Éliane eut préféré ne rien accepter de Castello. D’ailleurs, elle le savait d’avance, il allait lui faire cadeau de quelqu’objet de valeur, passé en contrebande, jadis… Une bague, sans doute, ou un collier, ou un bracelet qu’il s’était procuré, alors qu’il était contrebandier, en volant le gouvernement… Ah ! bah !… Cependant, il lui faudrait jouer son rôle jusqu’au bout… Oui, elle simulerait la joie en recevant le cadeau de Castello, tout-à-l’heure ; il ne fallait rien négliger, rien, si elle voulait réussir dans ses projets.

À ce moment, Castello entrait dans le salon.

« Veuillez accepter ce petit souvenir de nos fiançailles, Éliane, » dit-il ; « je crois qu’il vous plaira. »

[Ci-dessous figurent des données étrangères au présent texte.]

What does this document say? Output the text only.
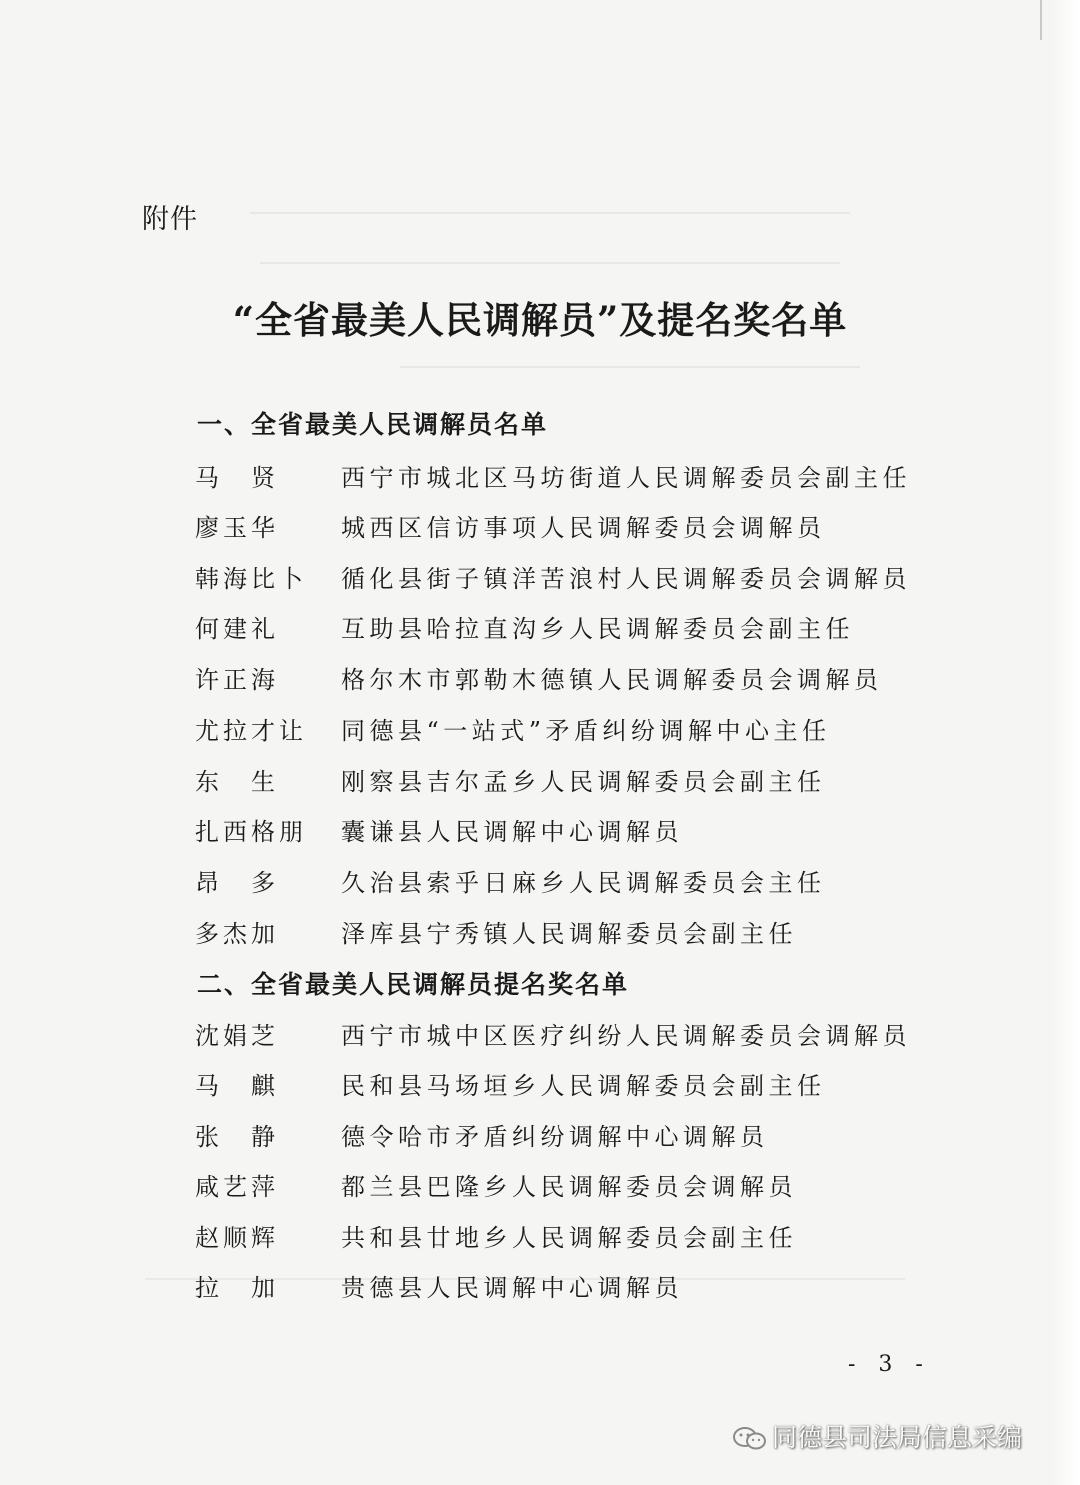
附件
“全省最美人民调解员”及提名奖名单
一、全省最美人民调解员名单
马　贤	西宁市城北区马坊街道人民调解委员会副主任
廖玉华	城西区信访事项人民调解委员会调解员
韩海比卜 循化县街子镇洋苦浪村人民调解委员会调解员
何建礼	互助县哈拉直沟乡人民调解委员会副主任
许正海	格尔木市郭勒木德镇人民调解委员会调解员
尤拉才让 同德县“一站式”矛盾纠纷调解中心主任
东　生	刚察县吉尔孟乡人民调解委员会副主任
扎西格朋 囊谦县人民调解中心调解员
昂　多	久治县索乎日麻乡人民调解委员会主任
多杰加	泽库县宁秀镇人民调解委员会副主任
二、全省最美人民调解员提名奖名单
沈娟芝	西宁市城中区医疗纠纷人民调解委员会调解员
马　麒	民和县马场垣乡人民调解委员会副主任
张　静	德令哈市矛盾纠纷调解中心调解员
咸艺萍	都兰县巴隆乡人民调解委员会调解员
赵顺辉	共和县廿地乡人民调解委员会副主任
拉　加	贵德县人民调解中心调解员
- 3 -
同德县司法局信息采编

Un cri de joie s’échappa des lèvres d’Éliane, mais non de joie feinte ; car, Castello tenait dans ses bras un mignon petit chien, tout blanc, de la race dite Poméranienne.

« Oh ! le cher cher mignon ! » s’écria la jeune fille. Et il est à moi ?… Vous me le donnez, vraiment ? »

— « Certainement. J’ai vu combien vous aimiez les chiens lors de notre excursion à Bowling Green et… »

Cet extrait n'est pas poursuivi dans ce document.